There was a time when no farm could operate without horsepower. Every farmer, and for that matter every family and every business, had the need of of horses for transportation and work.

When Kentucky was a young State, formed in 1792 from the western reaches of Virginia, and counties were being formed, the general rule of thumb was that no man should have to be more than one day's ride from his county's center of justice, the courthouse. With this in mind, as new counties were formed--from the original three: Lincoln, Jefferson and Fayette and their successors--seats of justice for the new county would be within easy reach by horseback in a single day.

The earliest records of our county mention horses and valuations varied depending on pedigree and age. Most folk owned work horses, but there were those who aspired to "own fine horse flesh" and some raced. As many local people know, there was at least one official race course in the area around Columbia, just outside town on Russell Creek--in modern times, highway 55 North, just over the bridge and to the left, or so most original records indicate. And like traditional post-Revolutionary War era race tracks, and in the custom originated by Col. William Whitley, of Lincoln County, our American tracks ran counter-clock-wise (English tracks ran clock-wise).

Valuable horses were often bought and sold, and Columbia and Adair County was not exempted from this trade.



There are numerous civil court actions in which horses were the property in contest. Several noted men of the nineteenth century were considered experts on horses, a trait that was handed down and is still economically important today.

A disastrous fire made national news in 1838. On the night of November 27th at Burkesville, Cumberland County, due to a negligent groom, a large horse barn, six valuable horses housed there, one unnamed man, equipment, and several other outbuildings burned to the ground in a short time and the damages totaled in the thousands.

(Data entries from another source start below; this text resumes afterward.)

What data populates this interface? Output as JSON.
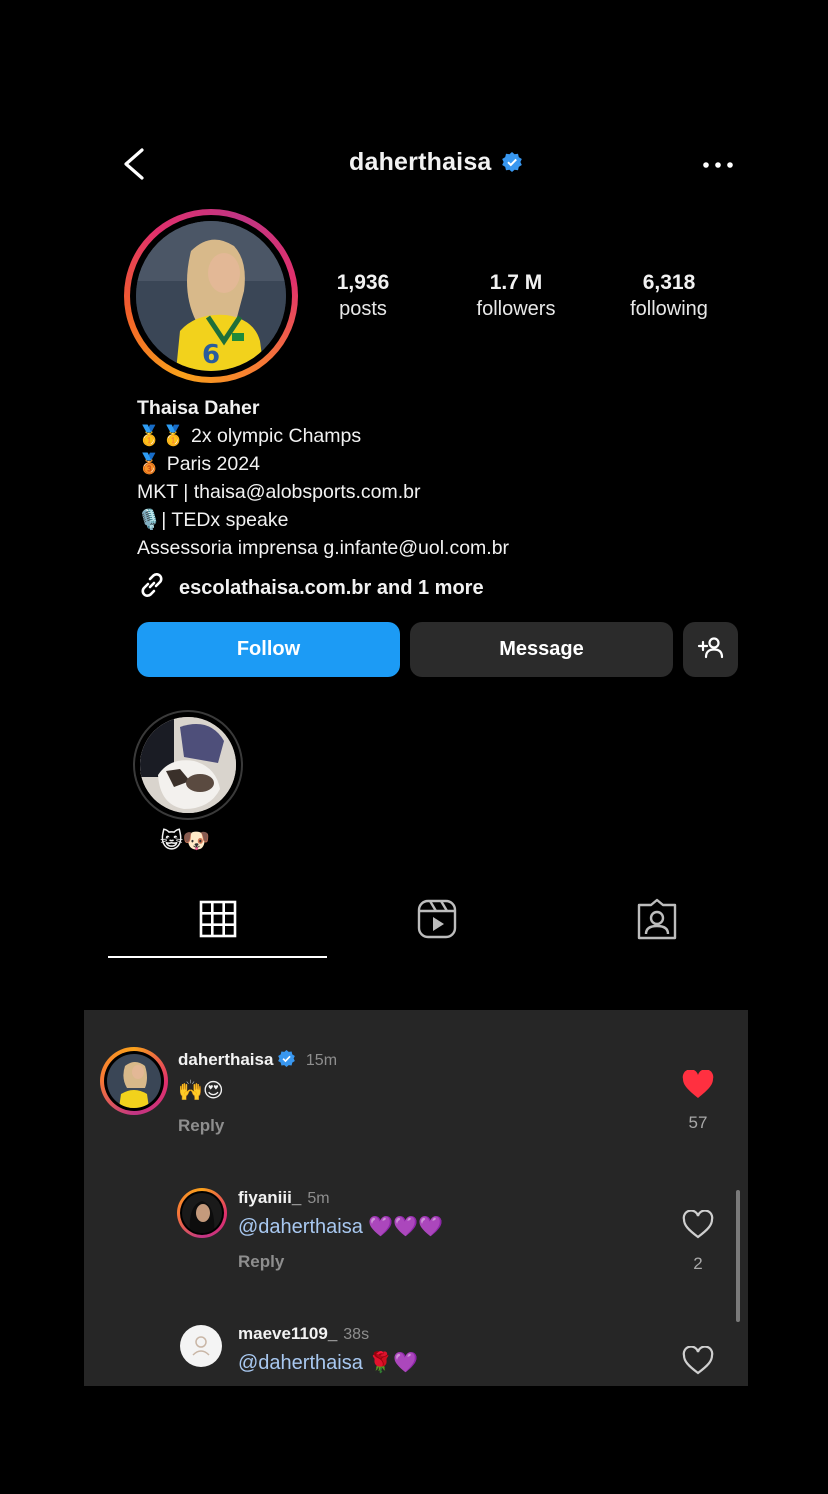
{
  "header": {
    "username": "daherthaisa"
  },
  "profile": {
    "stats": [
      {
        "value": "1,936",
        "label": "posts"
      },
      {
        "value": "1.7 M",
        "label": "followers"
      },
      {
        "value": "6,318",
        "label": "following"
      }
    ],
    "name": "Thaisa Daher",
    "bio_lines": [
      "🥇🥇 2x olympic Champs",
      "🥉 Paris 2024",
      "MKT | thaisa@alobsports.com.br",
      "🎙️| TEDx speake",
      "Assessoria imprensa g.infante@uol.com.br"
    ],
    "link": "escolathaisa.com.br and 1 more"
  },
  "actions": {
    "follow_label": "Follow",
    "message_label": "Message"
  },
  "highlights": [
    {
      "label": "😺🐶"
    }
  ],
  "tabs": [
    "grid-icon",
    "reels-icon",
    "tagged-icon"
  ],
  "comments": [
    {
      "user": "daherthaisa",
      "time": "15m",
      "text": "🙌😍",
      "reply": "Reply",
      "likes": "57",
      "liked": true
    },
    {
      "user": "fiyaniii_",
      "time": "5m",
      "mention": "@daherthaisa",
      "text": "💜💜💜",
      "reply": "Reply",
      "likes": "2",
      "liked": false
    },
    {
      "user": "maeve1109_",
      "time": "38s",
      "mention": "@daherthaisa",
      "text": "🌹💜",
      "liked": false
    }
  ],
  "colors": {
    "follow": "#1c9bf5",
    "verified": "#3897f0",
    "like": "#ff3040",
    "panel": "#262626"
  }
}
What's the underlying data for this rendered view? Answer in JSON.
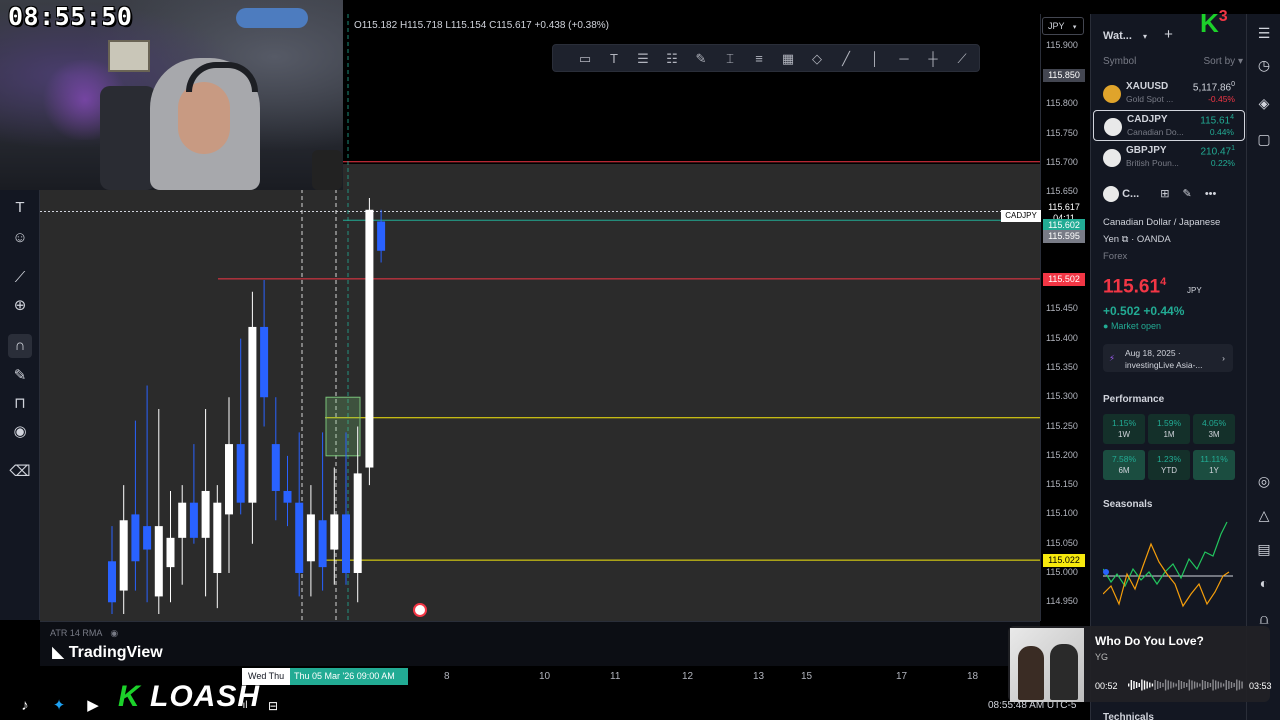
{
  "stream": {
    "clock": "08:55:50",
    "brand_prefix": "K",
    "brand_name": "LOASH",
    "corner_badge_letter": "K",
    "corner_badge_number": "3"
  },
  "chart": {
    "ohlc_text": "O115.182 H115.718 L115.154 C115.617 +0.438 (+0.38%)",
    "currency": "JPY",
    "symbol_tag": "CADJPY",
    "indicator": "ATR 14 RMA",
    "platform": "TradingView",
    "price_labels": [
      "115.900",
      "115.800",
      "115.750",
      "115.700",
      "115.650",
      "115.450",
      "115.400",
      "115.350",
      "115.300",
      "115.250",
      "115.200",
      "115.150",
      "115.100",
      "115.050",
      "115.000",
      "114.950"
    ],
    "price_boxes": [
      {
        "value": "115.850",
        "bg": "#434651"
      },
      {
        "value": "115.617",
        "bg": "#000000"
      },
      {
        "value": "04:11",
        "bg": "#000000"
      },
      {
        "value": "115.602",
        "bg": "#22ab94"
      },
      {
        "value": "115.595",
        "bg": "#787b86"
      },
      {
        "value": "115.502",
        "bg": "#f23645"
      },
      {
        "value": "115.022",
        "bg": "#f7e90d"
      }
    ],
    "time_labels": [
      "8",
      "10",
      "11",
      "12",
      "13",
      "15",
      "17",
      "18"
    ],
    "time_day_label": "Wed  Thu",
    "time_crosshair": "Thu 05 Mar '26   09:00 AM",
    "bottom_time": "08:55:48 AM UTC-5",
    "colors": {
      "up": "#ffffff",
      "down": "#2962ff",
      "resistance": "#f23645",
      "support": "#f7e90d",
      "current": "#22ab94"
    }
  },
  "chart_data": {
    "type": "candlestick",
    "symbol": "CADJPY",
    "ylim": [
      114.93,
      115.92
    ],
    "horizontal_levels": [
      115.702,
      115.617,
      115.602,
      115.502,
      115.265,
      115.022
    ],
    "candles": [
      {
        "o": 115.02,
        "h": 115.08,
        "l": 114.93,
        "c": 114.95,
        "dir": "down"
      },
      {
        "o": 114.97,
        "h": 115.15,
        "l": 114.93,
        "c": 115.09,
        "dir": "up"
      },
      {
        "o": 115.1,
        "h": 115.26,
        "l": 114.97,
        "c": 115.02,
        "dir": "down"
      },
      {
        "o": 115.04,
        "h": 115.32,
        "l": 114.95,
        "c": 115.08,
        "dir": "down"
      },
      {
        "o": 114.96,
        "h": 115.28,
        "l": 114.93,
        "c": 115.08,
        "dir": "up"
      },
      {
        "o": 115.01,
        "h": 115.14,
        "l": 114.95,
        "c": 115.06,
        "dir": "up"
      },
      {
        "o": 115.06,
        "h": 115.15,
        "l": 114.98,
        "c": 115.12,
        "dir": "up"
      },
      {
        "o": 115.12,
        "h": 115.22,
        "l": 115.05,
        "c": 115.06,
        "dir": "down"
      },
      {
        "o": 115.06,
        "h": 115.28,
        "l": 114.96,
        "c": 115.14,
        "dir": "up"
      },
      {
        "o": 115.0,
        "h": 115.15,
        "l": 114.94,
        "c": 115.12,
        "dir": "up"
      },
      {
        "o": 115.1,
        "h": 115.3,
        "l": 115.0,
        "c": 115.22,
        "dir": "up"
      },
      {
        "o": 115.22,
        "h": 115.4,
        "l": 115.1,
        "c": 115.12,
        "dir": "down"
      },
      {
        "o": 115.12,
        "h": 115.48,
        "l": 115.05,
        "c": 115.42,
        "dir": "up"
      },
      {
        "o": 115.42,
        "h": 115.5,
        "l": 115.25,
        "c": 115.3,
        "dir": "down"
      },
      {
        "o": 115.22,
        "h": 115.3,
        "l": 115.09,
        "c": 115.14,
        "dir": "down"
      },
      {
        "o": 115.14,
        "h": 115.2,
        "l": 115.08,
        "c": 115.12,
        "dir": "down"
      },
      {
        "o": 115.12,
        "h": 115.24,
        "l": 114.96,
        "c": 115.0,
        "dir": "down"
      },
      {
        "o": 115.02,
        "h": 115.15,
        "l": 114.96,
        "c": 115.1,
        "dir": "up"
      },
      {
        "o": 115.09,
        "h": 115.24,
        "l": 114.97,
        "c": 115.01,
        "dir": "down"
      },
      {
        "o": 115.04,
        "h": 115.18,
        "l": 114.98,
        "c": 115.1,
        "dir": "up"
      },
      {
        "o": 115.1,
        "h": 115.24,
        "l": 114.98,
        "c": 115.0,
        "dir": "down"
      },
      {
        "o": 115.0,
        "h": 115.25,
        "l": 114.95,
        "c": 115.17,
        "dir": "up"
      },
      {
        "o": 115.18,
        "h": 115.64,
        "l": 115.15,
        "c": 115.62,
        "dir": "up"
      },
      {
        "o": 115.6,
        "h": 115.62,
        "l": 115.53,
        "c": 115.55,
        "dir": "down"
      }
    ]
  },
  "watchlist": {
    "title": "Wat...",
    "col_symbol": "Symbol",
    "col_sort": "Sort by",
    "items": [
      {
        "symbol": "XAUUSD",
        "name": "Gold Spot ...",
        "price": "5,117.86",
        "price_sup": "0",
        "change": "-0.45%",
        "dir": "down",
        "logo": "#e0a42b"
      },
      {
        "symbol": "CADJPY",
        "name": "Canadian Do...",
        "price": "115.61",
        "price_sup": "4",
        "change": "0.44%",
        "dir": "up",
        "logo": "#e9e9e9"
      },
      {
        "symbol": "GBPJPY",
        "name": "British Poun...",
        "price": "210.47",
        "price_sup": "1",
        "change": "0.22%",
        "dir": "up",
        "logo": "#e9e9e9"
      }
    ]
  },
  "details": {
    "short_symbol": "C...",
    "name_line1": "Canadian Dollar / Japanese",
    "name_line2": "Yen",
    "broker": "OANDA",
    "category": "Forex",
    "price": "115.61",
    "price_sup": "4",
    "currency": "JPY",
    "change": "+0.502  +0.44%",
    "market_status": "Market open",
    "news_date": "Aug 18, 2025 ·",
    "news_source": "investingLive Asia-...",
    "performance_title": "Performance",
    "performance": [
      {
        "value": "1.15%",
        "label": "1W"
      },
      {
        "value": "1.59%",
        "label": "1M"
      },
      {
        "value": "4.05%",
        "label": "3M"
      },
      {
        "value": "7.58%",
        "label": "6M"
      },
      {
        "value": "1.23%",
        "label": "YTD"
      },
      {
        "value": "11.11%",
        "label": "1Y"
      }
    ],
    "seasonals_title": "Seasonals",
    "technicals_title": "Technicals"
  },
  "music": {
    "song": "Who Do You Love?",
    "artist": "YG",
    "elapsed": "00:52",
    "total": "03:53",
    "progress": 0.223
  }
}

On that Saturday, "the stables of Milton King, in Burkesville, took fire, and in a few minutes burned to ashes." The horses that were lost were well known in that day and several had impressive lineages. Van Tromp, a thirteen-year-old; Sir Oliver, sired by Waggener's Rattler, a four-year-old; and Culpepper, sired by Rattler, a three-year-old, were owned by Edmund M. Waggener, of Adair County.

Wandering Willie, a three-year-old, sired by Old Kosciusko, was owned by Dr. Stoner, of Burkesville; Miss "Softly," a two-year-old, sired by Diamond, was owned by James Saufley, of Burkesville; and Kosciusko, a six-year-old, sired by Old Kosciusko, was owned by James Nelson, of Adair County, and H. Grey, of Burkesville.

Edmund Waggener's "loss cannot be estimated at less than $4,000." Van Tromp was represented as having been a breeder of rare qualities. He was gotten by Eaton's Old Van Tromp, that once distanced the famous "Henry," the competitor of Eclipse--dam by Sir Archie, grand dam by imported Diomed.

The fire was caused by a groom of Mr. Grey, who, coming in late and drunk, stuck a candle on the wall of his sleeping room and fell asleep. The candle melted down and set fire to the straw on the floor of the room.

This important piece of Adair County's local equine history is preserved only through a few newspaper articles, beginning with the Louisville Journal and picked up by other papers across the nation.